(a)     Using the Maclaurin series for the function ${{\text{e}}^x}$, write down the first four terms of the Maclaurin series for ${{\text{e}}^{ - \frac{{{x^2}}}{2}}}$.

(b)     Hence find the first four terms of the series for $\int_0^x {{{\text{e}}^{ - \frac{{{u^2}}}{2}}}} {\text{d}}u$.

(c)     Use the result from part (b) to find an approximate value for $\frac{1}{{\sqrt {2\pi } }}\int_0^1 {{{\text{e}}^{ - \frac{{{x^2}}}{2}}}{\text{d}}x}$.

(a)     ${{\text{e}}^x} = 1 + x + \frac{{{x^2}}}{{2!}} + \frac{{{x^3}}}{{3!}} + \frac{{{x^4}}}{{4!}} +  \ldots$

putting $x = \frac{{ - {x^2}}}{2}$     (M1)

${{\text{e}}^{ - \frac{{{x^2}}}{2}}} \approx 1 - \frac{{{x^2}}}{2} + \frac{{{x^4}}}{{{2^2} \times 2!}} - \frac{{{x^6}}}{{{2^3} \times 3!}} \approx \left( {1 - \frac{{{x^2}}}{2} + \frac{{{x^4}}}{8} - \frac{{{x^6}}}{{48}}} \right)$     A2

[3 marks]

(b)     $\int_0^x {{{\text{e}}^{ - \frac{{{u^2}}}{2}}}{\text{d}}u \approx \left[ {u - \frac{{{u^3}}}{{3 \times 2}} + \frac{{{u^5}}}{{5 \times {2^2} \times 2!}} - \frac{{{u^7}}}{{7 \times {2^3} \times 3!}}} \right]_0^x}$     M1(A1)
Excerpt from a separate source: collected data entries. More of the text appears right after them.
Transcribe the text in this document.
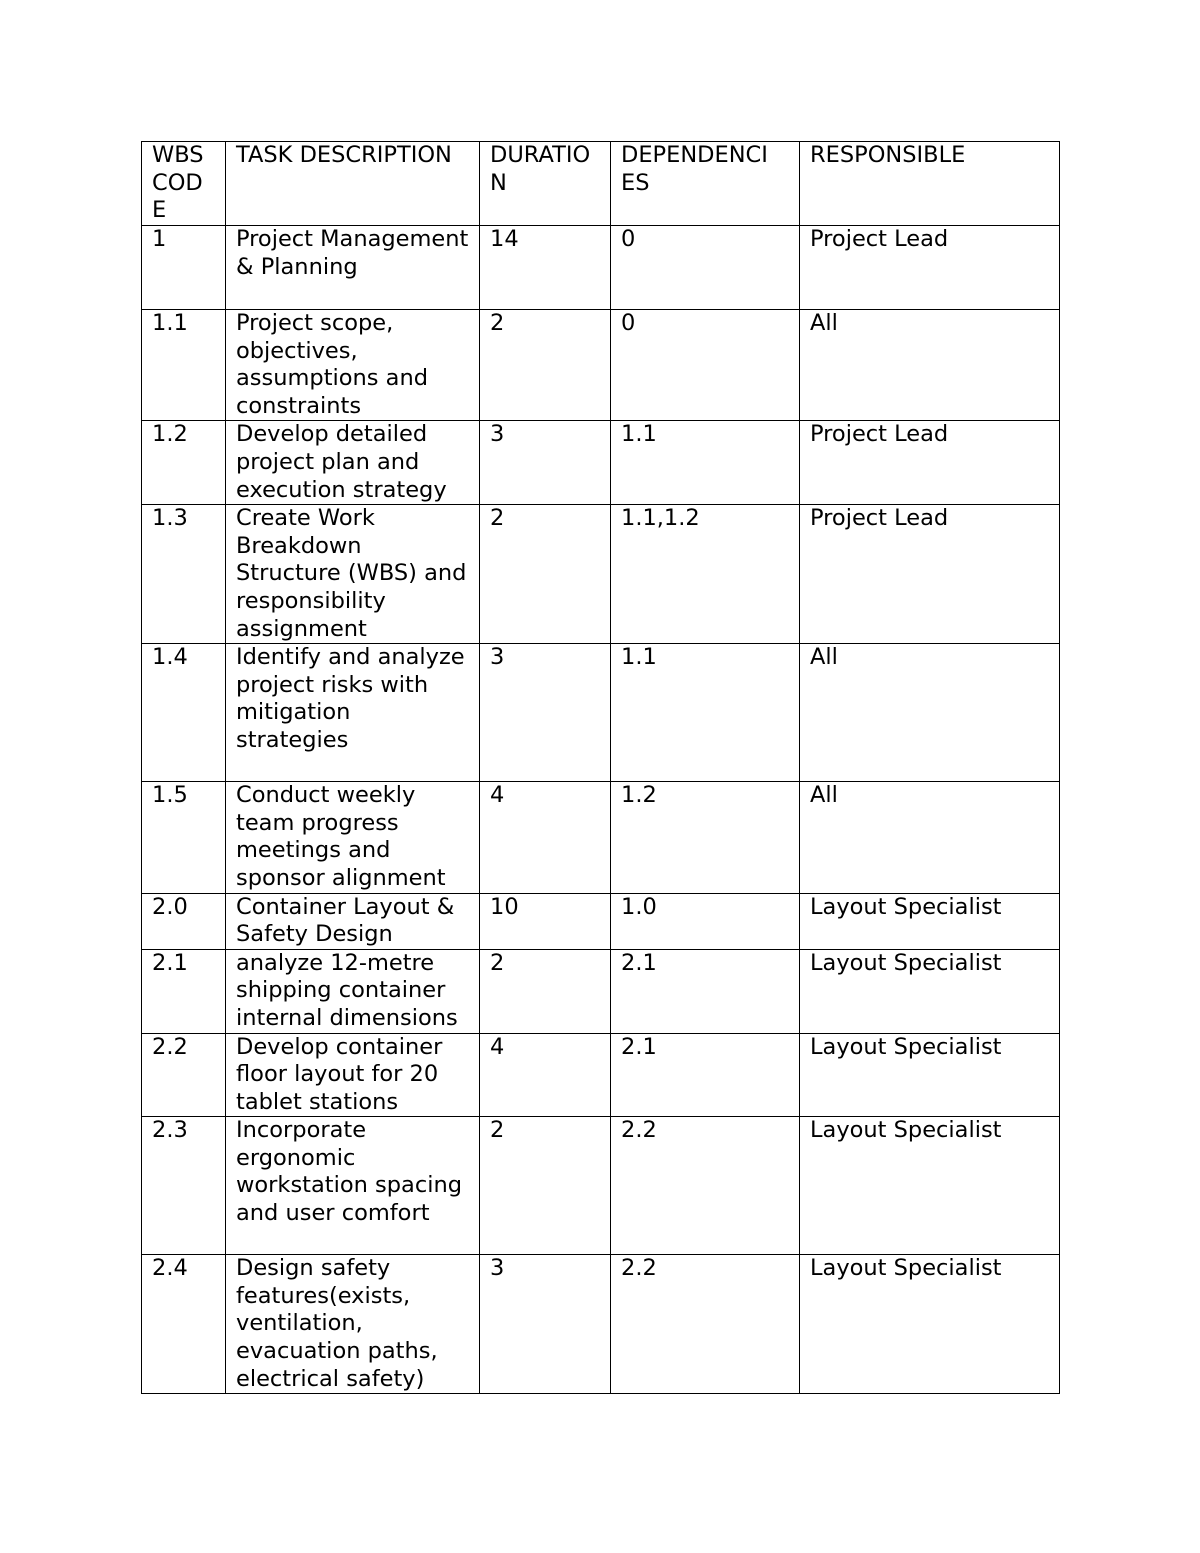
WBS COD E	TASK DESCRIPTION	DURATIO N	DEPENDENCI ES	RESPONSIBLE
1	Project Management & Planning	14	0	Project Lead
1.1	Project scope, objectives, assumptions and constraints	2	0	All
1.2	Develop detailed project plan and execution strategy	3	1.1	Project Lead
1.3	Create Work Breakdown Structure (WBS) and responsibility assignment	2	1.1,1.2	Project Lead
1.4	Identify and analyze project risks with mitigation strategies	3	1.1	All
1.5	Conduct weekly team progress meetings and sponsor alignment	4	1.2	All
2.0	Container Layout & Safety Design	10	1.0	Layout Specialist
2.1	analyze 12-metre shipping container internal dimensions	2	2.1	Layout Specialist
2.2	Develop container floor layout for 20 tablet stations	4	2.1	Layout Specialist
2.3	Incorporate ergonomic workstation spacing and user comfort	2	2.2	Layout Specialist
2.4	Design safety features(exists, ventilation, evacuation paths, electrical safety)	3	2.2	Layout Specialist
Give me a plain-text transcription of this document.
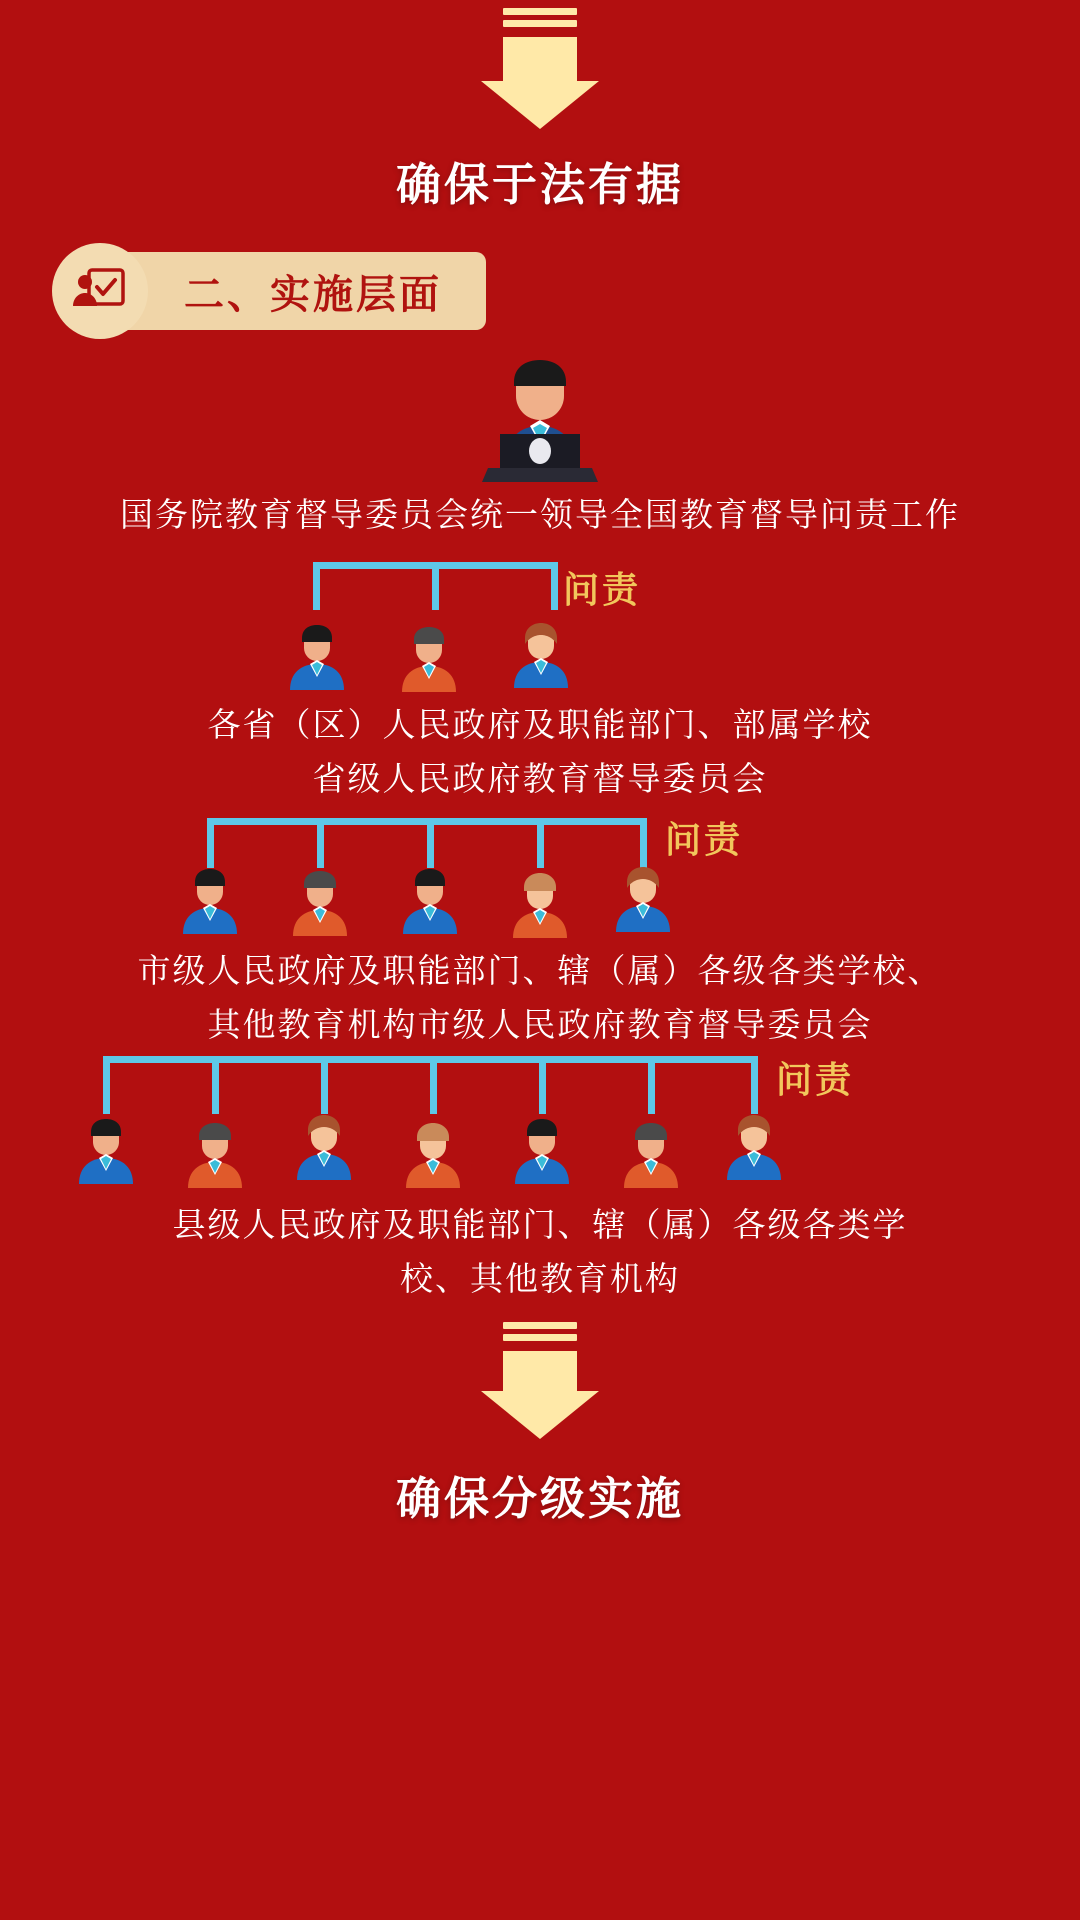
确保于法有据
二、实施层面
国务院教育督导委员会统一领导全国教育督导问责工作
问责
各省（区）人民政府及职能部门、部属学校
省级人民政府教育督导委员会
问责
市级人民政府及职能部门、辖（属）各级各类学校、
其他教育机构市级人民政府教育督导委员会
问责
县级人民政府及职能部门、辖（属）各级各类学
校、其他教育机构
确保分级实施
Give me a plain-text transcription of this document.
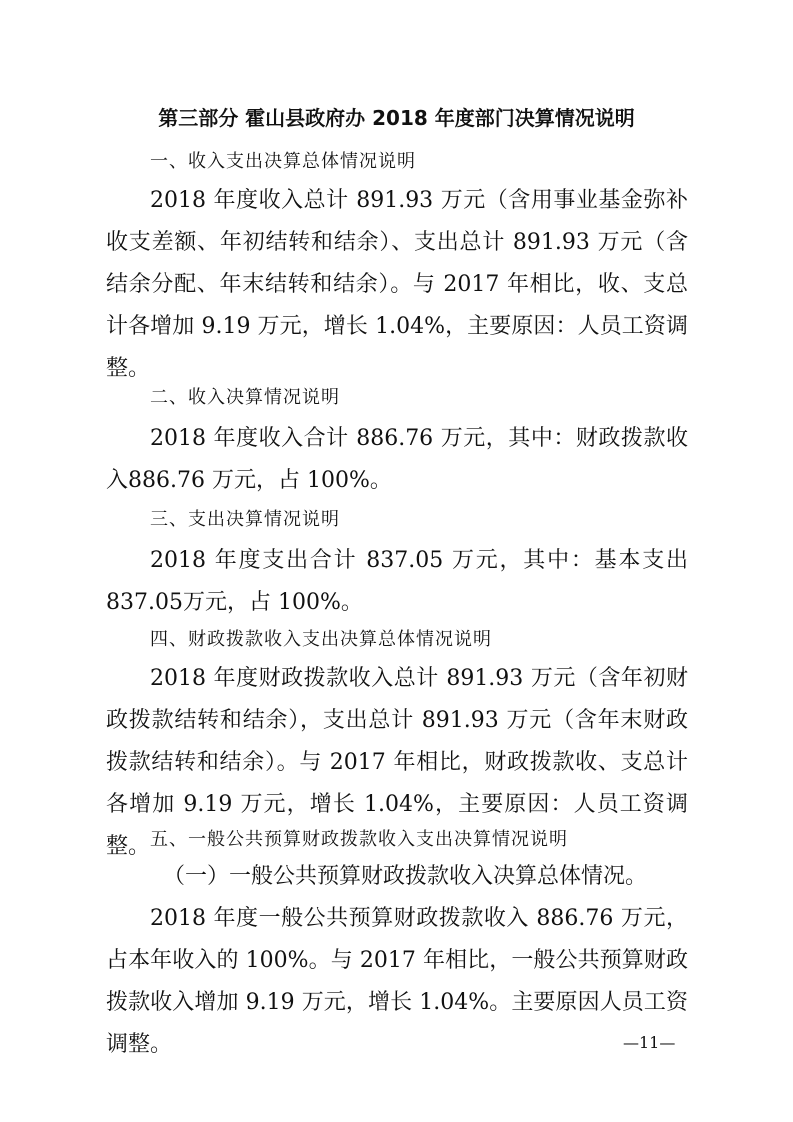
第三部分 霍山县政府办 2018 年度部门决算情况说明
一、收入支出决算总体情况说明
2018 年度收入总计 891.93 万元（含用事业基金弥补收支差额、年初结转和结余）、支出总计 891.93 万元（含结余分配、年末结转和结余）。与 2017 年相比，收、支总计各增加 9.19 万元，增长 1.04%，主要原因：人员工资调整。
二、收入决算情况说明
2018 年度收入合计 886.76 万元，其中：财政拨款收入886.76 万元，占 100%。
三、支出决算情况说明
2018 年度支出合计 837.05 万元，其中：基本支出837.05万元，占 100%。
四、财政拨款收入支出决算总体情况说明
2018 年度财政拨款收入总计 891.93 万元（含年初财政拨款结转和结余），支出总计 891.93 万元（含年末财政拨款结转和结余）。与 2017 年相比，财政拨款收、支总计各增加 9.19 万元，增长 1.04%，主要原因：人员工资调整。 五、一般公共预算财政拨款收入支出决算情况说明
（一）一般公共预算财政拨款收入决算总体情况。
2018 年度一般公共预算财政拨款收入 886.76 万元，占本年收入的 100%。与 2017 年相比，一般公共预算财政拨款收入增加 9.19 万元，增长 1.04%。主要原因人员工资调整。	—11—
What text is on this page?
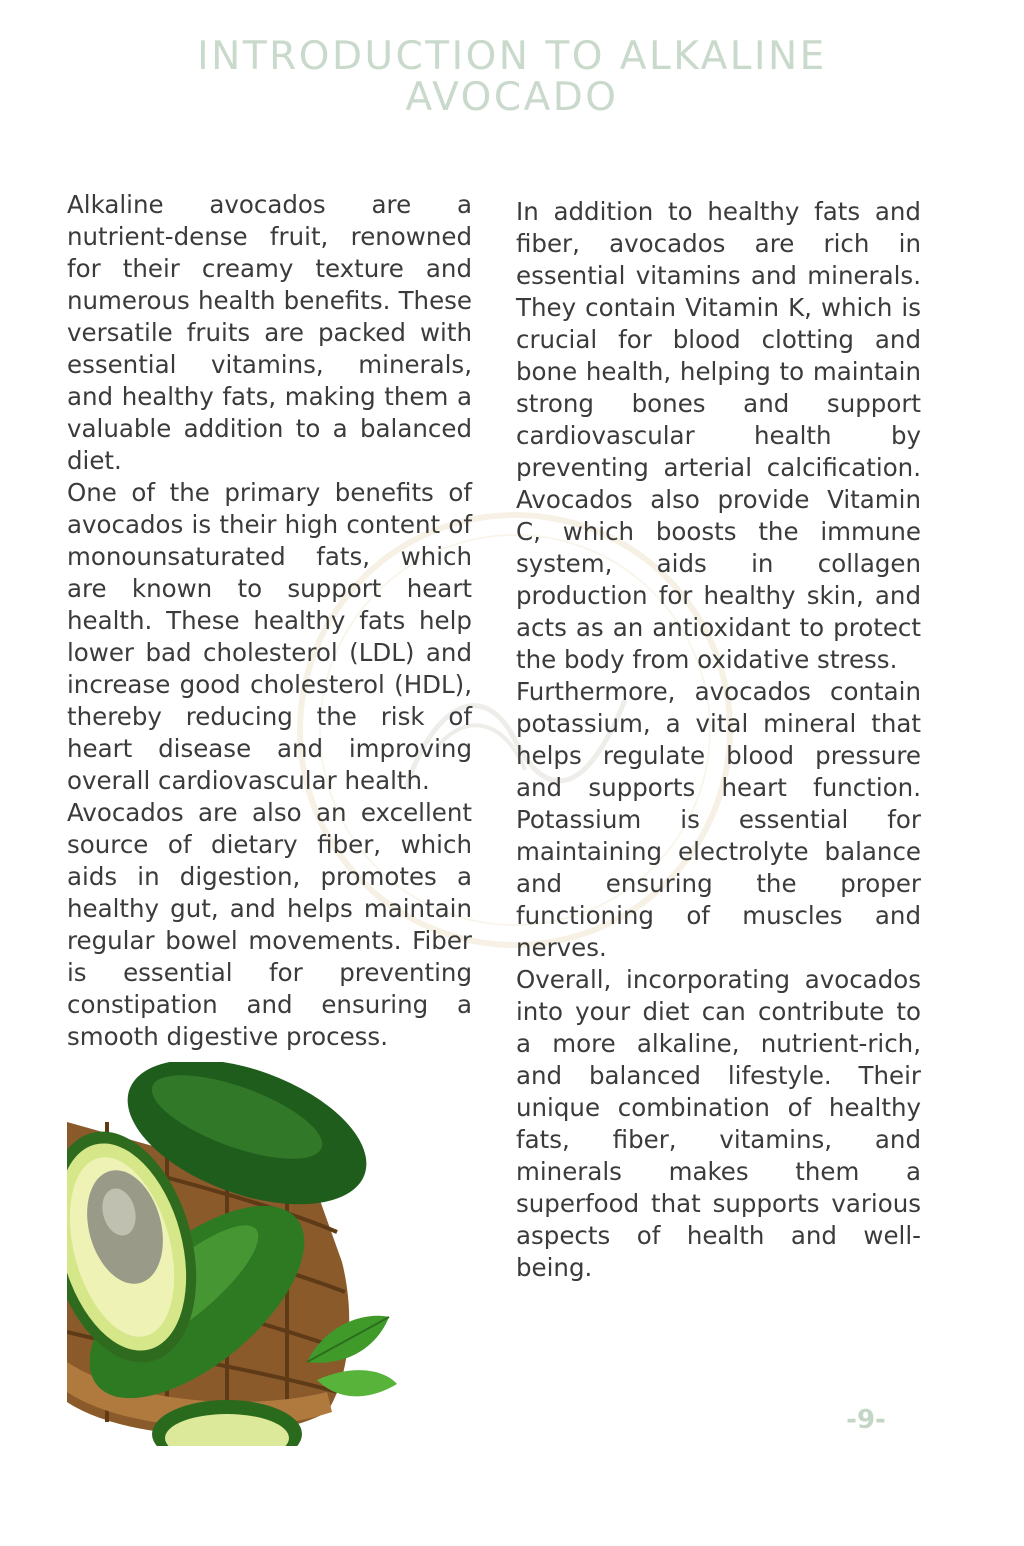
INTRODUCTION TO ALKALINE
AVOCADO

Alkaline avocados are a nutrient-dense fruit, renowned for their creamy texture and numerous health benefits. These versatile fruits are packed with essential vitamins, minerals, and healthy fats, making them a valuable addition to a balanced diet.

One of the primary benefits of avocados is their high content of monounsaturated fats, which are known to support heart health. These healthy fats help lower bad cholesterol (LDL) and increase good cholesterol (HDL), thereby reducing the risk of heart disease and improving overall cardiovascular health.

Avocados are also an excellent source of dietary fiber, which aids in digestion, promotes a healthy gut, and helps maintain regular bowel movements. Fiber is essential for preventing constipation and ensuring a smooth digestive process.

In addition to healthy fats and fiber, avocados are rich in essential vitamins and minerals. They contain Vitamin K, which is crucial for blood clotting and bone health, helping to maintain strong bones and support cardiovascular health by preventing arterial calcification. Avocados also provide Vitamin C, which boosts the immune system, aids in collagen production for healthy skin, and acts as an antioxidant to protect the body from oxidative stress.

Furthermore, avocados contain potassium, a vital mineral that helps regulate blood pressure and supports heart function. Potassium is essential for maintaining electrolyte balance and ensuring the proper functioning of muscles and nerves.

Overall, incorporating avocados into your diet can contribute to a more alkaline, nutrient-rich, and balanced lifestyle. Their unique combination of healthy fats, fiber, vitamins, and minerals makes them a superfood that supports various aspects of health and well-being.

-9-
$= x - \frac{{{x^3}}}{{3 \times 2}} + \frac{{{x^5}}}{{5 \times {2^2} \times 2!}} - \frac{{{x^7}}}{{7 \times {2^3} \times 3!}}$     A1

$\left( { = x - \frac{{{x^3}}}{6} + \frac{{{x^5}}}{{40}} - \frac{{{x^7}}}{{336}}} \right)$

[3 marks]

(c)     putting x = 1 in part (b) gives $\int_0^1 {{{\text{e}}^{ - \frac{{{x^2}}}{2}}}{\text{d}}x \approx } 0.85535 \ldots$     (M1)(A1)

$\frac{1}{{\sqrt {2\pi } }}\int_0^1 {{{\text{e}}^{ - \frac{{{x^2}}}{2}}}{\text{d}}x \approx } 0.341$     A1

[3 marks]

Total [9 marks]

This was one of the most successfully answered questions. Some candidates however failed to use the data booklet for the expansion of the series, thereby wasting valuable time.